Siber saldırı ile HMÖ'nün düzenlemeyi planladığı büyük toplantının tarihlerinin yakınlığının ve bazı belirgin teknik unsurların, dikkatlerin Tahran'a dönmesine neden olduğuna işaret ediliyor. Mandiant'ın Ağustos başında yaptığı açıklamaya göre, Arnavutluk'a saldıran korsanlar geçmişte Tahran'daki rejim muhalefetine yakın grupları da hedef almıştı. Açıklamada, bu durumun da saldırıyı düzenleyen grubun İranlı olabileceğine dair şüpheleri arttırdığı belirtilmişti. HMÖ, daha önce de İranlı hacker'ların hedefi olmuştu.

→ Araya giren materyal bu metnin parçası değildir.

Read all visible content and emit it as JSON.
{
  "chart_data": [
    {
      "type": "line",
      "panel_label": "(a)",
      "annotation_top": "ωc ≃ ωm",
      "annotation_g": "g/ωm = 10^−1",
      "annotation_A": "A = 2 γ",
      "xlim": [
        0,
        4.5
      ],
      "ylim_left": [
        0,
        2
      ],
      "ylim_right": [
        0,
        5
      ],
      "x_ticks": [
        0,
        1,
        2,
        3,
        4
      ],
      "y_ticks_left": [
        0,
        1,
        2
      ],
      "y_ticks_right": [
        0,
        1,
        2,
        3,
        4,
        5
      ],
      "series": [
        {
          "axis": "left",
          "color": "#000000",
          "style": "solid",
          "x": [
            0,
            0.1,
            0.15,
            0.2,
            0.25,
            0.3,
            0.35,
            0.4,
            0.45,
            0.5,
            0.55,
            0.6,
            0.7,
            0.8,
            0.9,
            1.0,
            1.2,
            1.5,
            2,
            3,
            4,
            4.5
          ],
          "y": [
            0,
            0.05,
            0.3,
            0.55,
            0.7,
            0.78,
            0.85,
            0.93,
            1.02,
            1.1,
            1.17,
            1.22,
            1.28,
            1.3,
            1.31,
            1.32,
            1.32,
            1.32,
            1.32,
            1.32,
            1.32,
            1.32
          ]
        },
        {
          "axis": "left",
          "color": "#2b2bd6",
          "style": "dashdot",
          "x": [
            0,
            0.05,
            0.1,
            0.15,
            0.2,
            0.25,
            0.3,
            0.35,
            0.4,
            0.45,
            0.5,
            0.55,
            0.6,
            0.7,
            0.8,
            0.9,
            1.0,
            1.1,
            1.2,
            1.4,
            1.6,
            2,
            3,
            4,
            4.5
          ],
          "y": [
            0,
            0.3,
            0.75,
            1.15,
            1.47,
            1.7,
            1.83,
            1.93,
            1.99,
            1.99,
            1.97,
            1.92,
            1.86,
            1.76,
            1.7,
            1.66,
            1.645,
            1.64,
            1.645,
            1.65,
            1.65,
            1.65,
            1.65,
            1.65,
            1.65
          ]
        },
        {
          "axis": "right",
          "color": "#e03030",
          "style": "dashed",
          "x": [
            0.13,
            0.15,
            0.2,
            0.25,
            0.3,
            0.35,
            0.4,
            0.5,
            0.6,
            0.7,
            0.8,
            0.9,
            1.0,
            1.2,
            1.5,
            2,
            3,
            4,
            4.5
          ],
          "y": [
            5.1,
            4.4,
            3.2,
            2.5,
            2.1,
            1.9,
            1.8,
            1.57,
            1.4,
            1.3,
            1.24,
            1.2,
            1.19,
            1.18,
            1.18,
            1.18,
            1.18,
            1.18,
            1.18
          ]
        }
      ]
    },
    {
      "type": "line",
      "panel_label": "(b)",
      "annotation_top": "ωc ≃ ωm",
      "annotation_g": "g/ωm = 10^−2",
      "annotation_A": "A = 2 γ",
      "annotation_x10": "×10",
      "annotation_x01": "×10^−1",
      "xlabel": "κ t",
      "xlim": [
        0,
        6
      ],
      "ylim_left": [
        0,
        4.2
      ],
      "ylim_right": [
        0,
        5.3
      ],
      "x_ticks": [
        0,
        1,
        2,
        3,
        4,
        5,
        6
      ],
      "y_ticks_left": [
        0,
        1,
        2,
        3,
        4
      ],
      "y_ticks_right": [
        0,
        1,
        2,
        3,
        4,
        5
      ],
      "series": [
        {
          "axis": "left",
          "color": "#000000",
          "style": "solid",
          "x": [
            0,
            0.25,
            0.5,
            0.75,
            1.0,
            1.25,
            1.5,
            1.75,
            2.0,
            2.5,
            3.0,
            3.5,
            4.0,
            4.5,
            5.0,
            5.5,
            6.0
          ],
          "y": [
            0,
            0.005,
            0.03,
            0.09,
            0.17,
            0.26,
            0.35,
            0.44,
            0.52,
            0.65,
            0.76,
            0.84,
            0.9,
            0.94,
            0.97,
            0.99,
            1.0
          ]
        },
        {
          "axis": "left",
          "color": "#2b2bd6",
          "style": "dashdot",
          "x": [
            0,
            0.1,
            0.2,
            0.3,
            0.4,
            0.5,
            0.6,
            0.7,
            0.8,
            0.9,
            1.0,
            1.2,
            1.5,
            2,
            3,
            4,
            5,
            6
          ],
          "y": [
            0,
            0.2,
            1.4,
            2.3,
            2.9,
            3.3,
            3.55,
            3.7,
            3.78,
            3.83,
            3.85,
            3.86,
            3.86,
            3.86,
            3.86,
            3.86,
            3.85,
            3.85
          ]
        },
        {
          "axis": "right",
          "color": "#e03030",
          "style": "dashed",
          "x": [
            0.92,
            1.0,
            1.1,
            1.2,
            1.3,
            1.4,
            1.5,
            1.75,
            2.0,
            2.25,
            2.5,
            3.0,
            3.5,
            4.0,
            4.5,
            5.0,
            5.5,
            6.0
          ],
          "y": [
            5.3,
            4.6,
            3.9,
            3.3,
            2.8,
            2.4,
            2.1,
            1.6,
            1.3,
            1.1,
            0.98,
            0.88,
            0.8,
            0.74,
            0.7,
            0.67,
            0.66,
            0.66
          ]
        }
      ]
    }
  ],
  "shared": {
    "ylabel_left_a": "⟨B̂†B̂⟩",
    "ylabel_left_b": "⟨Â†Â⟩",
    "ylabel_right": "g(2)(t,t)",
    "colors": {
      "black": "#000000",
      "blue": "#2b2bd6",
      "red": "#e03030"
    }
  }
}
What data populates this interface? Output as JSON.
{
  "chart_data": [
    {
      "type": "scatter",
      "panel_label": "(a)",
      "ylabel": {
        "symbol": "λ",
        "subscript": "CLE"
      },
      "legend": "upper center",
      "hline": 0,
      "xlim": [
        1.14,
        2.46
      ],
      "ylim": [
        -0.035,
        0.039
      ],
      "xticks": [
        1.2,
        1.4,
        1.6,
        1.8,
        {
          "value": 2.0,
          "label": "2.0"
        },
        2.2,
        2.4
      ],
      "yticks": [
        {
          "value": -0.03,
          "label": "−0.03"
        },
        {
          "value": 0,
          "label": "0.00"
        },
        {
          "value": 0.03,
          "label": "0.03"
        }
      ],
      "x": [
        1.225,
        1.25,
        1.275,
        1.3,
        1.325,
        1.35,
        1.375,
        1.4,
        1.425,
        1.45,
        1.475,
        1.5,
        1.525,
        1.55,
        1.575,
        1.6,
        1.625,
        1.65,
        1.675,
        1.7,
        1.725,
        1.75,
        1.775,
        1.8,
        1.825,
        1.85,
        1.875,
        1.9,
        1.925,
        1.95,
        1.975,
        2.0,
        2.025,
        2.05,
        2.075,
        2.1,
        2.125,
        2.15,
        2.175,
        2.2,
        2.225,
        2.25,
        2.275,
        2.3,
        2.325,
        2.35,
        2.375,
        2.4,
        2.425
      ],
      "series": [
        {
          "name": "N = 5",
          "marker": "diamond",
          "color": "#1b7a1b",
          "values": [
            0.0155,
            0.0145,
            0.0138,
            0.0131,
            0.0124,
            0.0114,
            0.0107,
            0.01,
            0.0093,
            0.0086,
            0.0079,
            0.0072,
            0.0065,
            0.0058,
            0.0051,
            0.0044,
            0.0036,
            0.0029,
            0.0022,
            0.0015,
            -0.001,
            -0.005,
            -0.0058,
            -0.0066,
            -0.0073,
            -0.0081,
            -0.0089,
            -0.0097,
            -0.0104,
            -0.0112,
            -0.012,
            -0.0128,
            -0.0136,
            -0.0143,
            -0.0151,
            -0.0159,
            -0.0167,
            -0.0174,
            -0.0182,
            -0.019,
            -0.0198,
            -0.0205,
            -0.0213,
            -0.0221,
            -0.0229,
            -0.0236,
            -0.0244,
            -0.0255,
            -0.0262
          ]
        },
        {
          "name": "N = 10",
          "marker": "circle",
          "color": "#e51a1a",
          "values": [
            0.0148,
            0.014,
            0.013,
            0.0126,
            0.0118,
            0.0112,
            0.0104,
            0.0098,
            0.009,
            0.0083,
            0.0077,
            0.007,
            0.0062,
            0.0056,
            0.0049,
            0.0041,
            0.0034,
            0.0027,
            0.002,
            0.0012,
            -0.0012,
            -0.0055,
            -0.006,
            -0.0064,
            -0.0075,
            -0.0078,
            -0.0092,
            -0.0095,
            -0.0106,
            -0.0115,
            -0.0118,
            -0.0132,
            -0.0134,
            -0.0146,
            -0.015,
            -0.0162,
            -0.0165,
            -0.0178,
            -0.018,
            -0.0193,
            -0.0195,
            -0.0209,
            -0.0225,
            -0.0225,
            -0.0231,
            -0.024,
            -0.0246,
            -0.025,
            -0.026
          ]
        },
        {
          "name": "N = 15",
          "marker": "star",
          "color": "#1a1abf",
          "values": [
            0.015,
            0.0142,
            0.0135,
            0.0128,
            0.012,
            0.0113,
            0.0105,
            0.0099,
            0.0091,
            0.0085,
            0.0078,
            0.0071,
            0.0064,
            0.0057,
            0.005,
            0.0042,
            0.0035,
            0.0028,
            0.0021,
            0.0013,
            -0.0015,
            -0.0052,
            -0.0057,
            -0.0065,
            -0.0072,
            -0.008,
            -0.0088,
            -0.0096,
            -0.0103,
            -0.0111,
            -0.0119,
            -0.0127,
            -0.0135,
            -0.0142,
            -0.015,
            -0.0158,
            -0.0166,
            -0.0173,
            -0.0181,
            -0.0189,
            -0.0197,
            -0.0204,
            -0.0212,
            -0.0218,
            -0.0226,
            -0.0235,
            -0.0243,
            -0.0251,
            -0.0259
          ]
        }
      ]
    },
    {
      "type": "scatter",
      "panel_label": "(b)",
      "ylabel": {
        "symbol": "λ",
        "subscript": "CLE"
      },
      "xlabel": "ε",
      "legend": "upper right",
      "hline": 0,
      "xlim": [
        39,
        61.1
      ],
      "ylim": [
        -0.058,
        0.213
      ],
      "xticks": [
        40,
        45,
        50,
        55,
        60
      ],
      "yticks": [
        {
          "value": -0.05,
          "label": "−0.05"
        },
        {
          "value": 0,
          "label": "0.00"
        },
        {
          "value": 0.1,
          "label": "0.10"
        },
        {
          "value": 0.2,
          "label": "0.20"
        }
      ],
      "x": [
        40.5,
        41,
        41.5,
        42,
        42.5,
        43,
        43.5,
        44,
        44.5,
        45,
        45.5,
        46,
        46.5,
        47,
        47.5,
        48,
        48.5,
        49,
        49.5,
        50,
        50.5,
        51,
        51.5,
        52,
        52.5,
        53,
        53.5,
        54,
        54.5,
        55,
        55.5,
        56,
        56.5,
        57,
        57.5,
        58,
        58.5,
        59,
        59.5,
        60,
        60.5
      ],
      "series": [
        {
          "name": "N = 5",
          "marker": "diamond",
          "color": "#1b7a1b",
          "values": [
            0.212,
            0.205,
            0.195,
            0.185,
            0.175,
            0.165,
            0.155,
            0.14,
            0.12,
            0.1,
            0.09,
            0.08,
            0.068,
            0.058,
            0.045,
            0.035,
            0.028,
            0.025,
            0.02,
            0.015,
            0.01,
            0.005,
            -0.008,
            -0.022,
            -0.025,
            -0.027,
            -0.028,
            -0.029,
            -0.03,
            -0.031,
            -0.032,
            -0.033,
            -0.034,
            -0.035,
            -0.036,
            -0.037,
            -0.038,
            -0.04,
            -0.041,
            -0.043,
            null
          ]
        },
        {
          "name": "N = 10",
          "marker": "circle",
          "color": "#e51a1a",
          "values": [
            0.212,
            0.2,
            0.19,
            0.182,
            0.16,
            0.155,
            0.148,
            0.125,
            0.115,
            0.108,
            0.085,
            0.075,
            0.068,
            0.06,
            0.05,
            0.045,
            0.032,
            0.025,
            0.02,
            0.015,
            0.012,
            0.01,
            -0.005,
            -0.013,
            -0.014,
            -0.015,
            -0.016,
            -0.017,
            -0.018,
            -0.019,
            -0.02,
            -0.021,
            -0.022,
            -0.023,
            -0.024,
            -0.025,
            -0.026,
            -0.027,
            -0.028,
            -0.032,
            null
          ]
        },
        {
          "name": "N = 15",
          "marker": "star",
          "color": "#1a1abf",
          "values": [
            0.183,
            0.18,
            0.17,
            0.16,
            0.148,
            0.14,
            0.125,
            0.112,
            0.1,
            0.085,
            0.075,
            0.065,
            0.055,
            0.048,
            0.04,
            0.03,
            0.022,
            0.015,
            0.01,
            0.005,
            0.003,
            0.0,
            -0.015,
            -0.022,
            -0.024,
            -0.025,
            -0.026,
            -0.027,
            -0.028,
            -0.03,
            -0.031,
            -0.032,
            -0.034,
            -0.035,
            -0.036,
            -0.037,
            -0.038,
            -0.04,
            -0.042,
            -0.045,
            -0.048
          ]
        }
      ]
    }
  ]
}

Arnavutluk geçtiğimiz yıllarda da iki İranlı diplomatı, ulusal güvenliği tehdit ettiği gerekçesiyle sınır dışı etmişti. Fakat diplomatik ilişkilerin kesilmesi, iki ülke arasındaki gerginliği yeni bir seviyeye çıkarıyor.

Saldırı sonrasında Arnavutluk'a NATO'dan destek geldi. ABD'den yapılan açıklamada ise, NATO üyesi bir müttefike yönelik gerçekleştirilen “eşi görülmemiş” bu siber saldırının kesin bir dille kınandığı kaydedildi ve saldırıdan İran'ın sorumlu olduğu vurgulandı.

UKRAYNA-RUSYA SAVAŞI EKSENİNDE NATO-İRAN İLİŞKİLERİ

İran'ın Arnavutluk gibi bir NATO ülkesiyle ilişkilerinin gerginleşmesi, gözlerin yakınlaşan İran-Rusya ilişkilerine dönmesine neden oluyor.

Rusya Devlet Başkanı Putin ve İranlı mevkidaşı İbrahim Reisi, Temmuz ayında Tahran'da bir araya gelmişti. Fotoğraf: Reuters 

İran, Ukrayna-Rusya savaşında ilk başta sessiz kalsa da sonrasında savaştan ABD'yi sorumlu tutmuştu. İran'ın dini lideri Ayetullah Hamaney, Rusya’nın Ukrayna'ya saldırısıyla ilgili olarak Mart'ta yaptığı açıklamada, “Ukrayna, ABD'nin kriz yaratan politikalarının kurbanı oldu” ifadelerini kullanmıştı.

Rusya ile İran arasındaki ilişkilerinin derinleşmesinin ABD'yi endişelendirdiği ise bir sır değil. ABD Ulusal Güvenlik Danışmanı Jake Sullivan, Rusya Devlet Başkanı Vladimir Putin'in Temmuz ayında İran'a gerçekleştirdiği ziyarete ilişkin değerlendirmesinde, iki ülke arasındaki ilişkilerin derinleşmesinin “büyük bir tehdit” olduğunu dile getirmişti. Sullivan, İran'ın Rusya'ya silah desteği sağlayacağı meselesi hakkındaki yorumunda ise, “Rusya'nın İran'la artan ittifakıyla Ukraynalıları öldürmesi, bütün dünyanın büyük bir tehdit olarak görmesi gereken bir şey” demişti.